Linear Project Mapping

If you have multiple Linear projects, configure which local directory each maps to. Create/edit ~/.panopticon/project-mappings.json:
[
  {
    "linearProjectId": "abc123",
    "linearProjectName": "Mind Your Now",
    "linearPrefix": "MIN",
    "localPath": "/home/user/projects/myn"
  },
  {
    "linearProjectId": "def456",
    "linearProjectName": "Househunt",
    "linearPrefix": "HH",
    "localPath": "/home/user/projects/househunt"
  }
]
The dashboard uses this mapping to determine where to create workspaces when you click “Create Workspace” or “Start Agent” for an issue.

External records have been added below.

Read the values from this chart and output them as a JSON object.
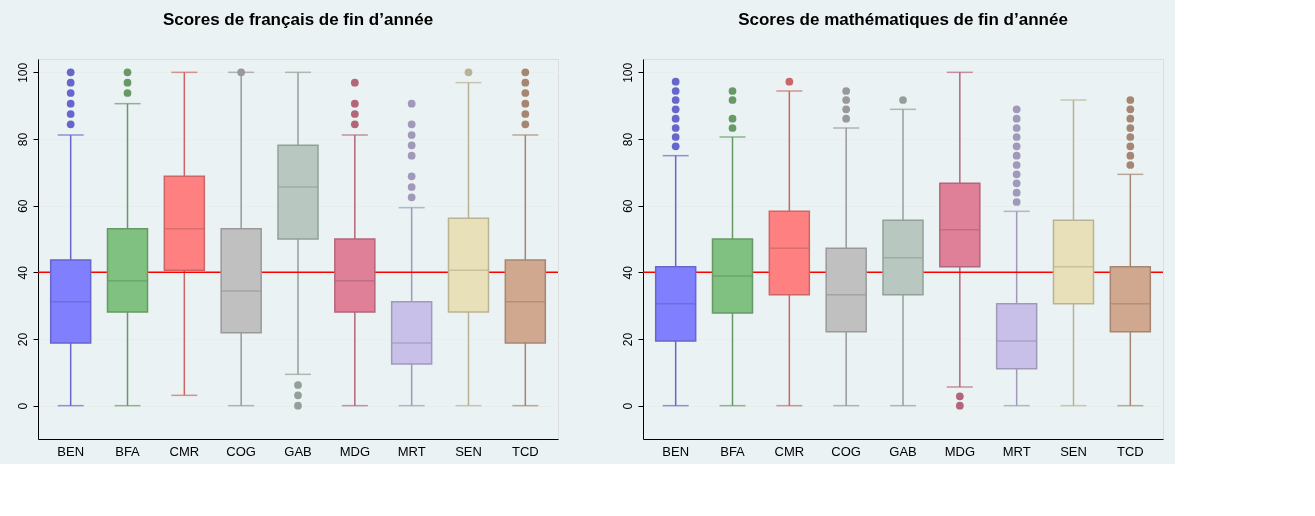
{
  "chart_data": [
    {
      "type": "box",
      "title": "Scores de français de fin d’année",
      "categories": [
        "BEN",
        "BFA",
        "CMR",
        "COG",
        "GAB",
        "MDG",
        "MRT",
        "SEN",
        "TCD"
      ],
      "colors": [
        "#8080ff",
        "#80c080",
        "#ff8080",
        "#c0c0c0",
        "#b8c8c0",
        "#e08098",
        "#c8c0e8",
        "#e8e0b8",
        "#d0a890"
      ],
      "boxes": [
        {
          "low": 0,
          "q1": 18.8,
          "median": 31.2,
          "q3": 43.7,
          "high": 81.2,
          "outliers": [
            84.4,
            87.5,
            90.6,
            93.8,
            96.9,
            100
          ]
        },
        {
          "low": 0,
          "q1": 28.1,
          "median": 37.5,
          "q3": 53.1,
          "high": 90.6,
          "outliers": [
            93.8,
            96.9,
            100
          ]
        },
        {
          "low": 3.1,
          "q1": 40.6,
          "median": 53.1,
          "q3": 68.8,
          "high": 100
        },
        {
          "low": 0,
          "q1": 21.9,
          "median": 34.4,
          "q3": 53.1,
          "high": 100,
          "outliers": [
            100
          ]
        },
        {
          "low": 9.4,
          "q1": 50,
          "median": 65.6,
          "q3": 78.1,
          "high": 100,
          "outliers": [
            0,
            3.1,
            6.2
          ]
        },
        {
          "low": 0,
          "q1": 28.1,
          "median": 37.5,
          "q3": 50,
          "high": 81.2,
          "outliers": [
            84.4,
            87.5,
            90.6,
            96.9
          ]
        },
        {
          "low": 0,
          "q1": 12.5,
          "median": 18.8,
          "q3": 31.2,
          "high": 59.4,
          "outliers": [
            62.5,
            65.6,
            68.8,
            75,
            78.1,
            81.2,
            84.4,
            90.6
          ]
        },
        {
          "low": 0,
          "q1": 28.1,
          "median": 40.6,
          "q3": 56.2,
          "high": 96.9,
          "outliers": [
            100
          ]
        },
        {
          "low": 0,
          "q1": 18.8,
          "median": 31.2,
          "q3": 43.7,
          "high": 81.2,
          "outliers": [
            84.4,
            87.5,
            90.6,
            93.8,
            96.9,
            100
          ]
        }
      ],
      "ylim": [
        -10,
        104
      ],
      "yticks": [
        0,
        20,
        40,
        60,
        80,
        100
      ],
      "grid": "y",
      "ref_lines": [
        {
          "axis": "y",
          "value": 40,
          "color": "#ff0000"
        }
      ]
    },
    {
      "type": "box",
      "title": "Scores de mathématiques de fin d’année",
      "categories": [
        "BEN",
        "BFA",
        "CMR",
        "COG",
        "GAB",
        "MDG",
        "MRT",
        "SEN",
        "TCD"
      ],
      "colors": [
        "#8080ff",
        "#80c080",
        "#ff8080",
        "#c0c0c0",
        "#b8c8c0",
        "#e08098",
        "#c8c0e8",
        "#e8e0b8",
        "#d0a890"
      ],
      "boxes": [
        {
          "low": 0,
          "q1": 19.4,
          "median": 30.6,
          "q3": 41.7,
          "high": 75,
          "outliers": [
            77.8,
            80.6,
            83.3,
            86.1,
            88.9,
            91.7,
            94.4,
            97.2
          ]
        },
        {
          "low": 0,
          "q1": 27.8,
          "median": 38.9,
          "q3": 50,
          "high": 80.6,
          "outliers": [
            83.3,
            86.1,
            91.7,
            94.4
          ]
        },
        {
          "low": 0,
          "q1": 33.3,
          "median": 47.2,
          "q3": 58.3,
          "high": 94.4,
          "outliers": [
            97.2
          ]
        },
        {
          "low": 0,
          "q1": 22.2,
          "median": 33.3,
          "q3": 47.2,
          "high": 83.3,
          "outliers": [
            86.1,
            88.9,
            91.7,
            94.4
          ]
        },
        {
          "low": 0,
          "q1": 33.3,
          "median": 44.4,
          "q3": 55.6,
          "high": 88.9,
          "outliers": [
            91.7
          ]
        },
        {
          "low": 5.6,
          "q1": 41.7,
          "median": 52.8,
          "q3": 66.7,
          "high": 100,
          "outliers": [
            0,
            2.8
          ]
        },
        {
          "low": 0,
          "q1": 11.1,
          "median": 19.4,
          "q3": 30.6,
          "high": 58.3,
          "outliers": [
            61.1,
            63.9,
            66.7,
            69.4,
            72.2,
            75,
            77.8,
            80.6,
            83.3,
            86.1,
            88.9
          ]
        },
        {
          "low": 0,
          "q1": 30.6,
          "median": 41.7,
          "q3": 55.6,
          "high": 91.7
        },
        {
          "low": 0,
          "q1": 22.2,
          "median": 30.6,
          "q3": 41.7,
          "high": 69.4,
          "outliers": [
            72.2,
            75,
            77.8,
            80.6,
            83.3,
            86.1,
            88.9,
            91.7
          ]
        }
      ],
      "ylim": [
        -10,
        104
      ],
      "yticks": [
        0,
        20,
        40,
        60,
        80,
        100
      ],
      "grid": "y",
      "ref_lines": [
        {
          "axis": "y",
          "value": 40,
          "color": "#ff0000"
        }
      ]
    }
  ]
}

Custom Workspace Commands (Legacy)

Note: For most polyrepo projects, use the built-in workspace configuration (see Polyrepo Configuration) instead of custom scripts. Custom commands are only needed for highly specialized setups.
For projects that need logic beyond what the configuration supports, you can specify custom workspace scripts:
projects:
  myn:
    name: "Mind Your Now"
    path: /home/user/projects/myn
    linear_team: MIN
    # Custom scripts handle complex workspace setup
    workspace_command: /home/user/projects/myn/infra/new-feature
    workspace_remove_command: /home/user/projects/myn/infra/remove-feature
When workspace_command is specified, Panopticon calls your script instead of creating a standard git worktree. The script receives the normalized issue ID (e.g., min-123) as an argument. When workspace_remove_command is specified, Panopticon calls your script when deleting workspaces (e.g., aborting planning with “delete workspace” enabled). This is important for complex setups that need to:
  • Stop Docker containers and remove volumes
  • Clean up root-owned files created by containers
  • Remove git worktrees from multiple repositories
  • Release port assignments
  • Remove DNS entries
What your custom script should handle:
  • Creating git worktrees for multiple repositories (polyrepo structure)
  • Setting up Docker Compose files and dev containers
  • Configuring environment variables and .env files
  • Setting up DNS entries for workspace-specific URLs (e.g., Traefik routing)
  • Creating a ./dev script for container management
  • Copying agent configuration templates (CLAUDE.md, .mcp.json, etc.)
Example script flow:
#!/bin/bash
# new-feature script for a polyrepo project
ISSUE_ID=$1  # e.g., "min-123"

# Create worktrees for frontend and api repos
git -C /path/to/frontend worktree add ../workspaces/feature-$ISSUE_ID/fe feature/$ISSUE_ID
git -C /path/to/api worktree add ../workspaces/feature-$ISSUE_ID/api feature/$ISSUE_ID

# Generate docker-compose from templates
sed "s/{{FEATURE_FOLDER}}/feature-$ISSUE_ID/g" template.yml > workspace/docker-compose.yml

# Set up DNS and Traefik routing
# ... additional setup
The standard pan workspace create command will automatically detect and use your custom script.

Project Initialization

When registering a new project with Panopticon (pan project add), the system will:
  1. Check for existing PRD - Look for docs/PRD.md, PRD.md, README.md, or similar
  2. If found: Use it to create/update the canonical PRD format, prompting for any missing crucial information
  3. If not found: Generate one by:
    • Analyzing the codebase structure
    • Identifying key technologies and patterns
    • Asking discovery questions about the product
This ensures every Panopticon-managed project has a well-defined canonical PRD that agents can reference.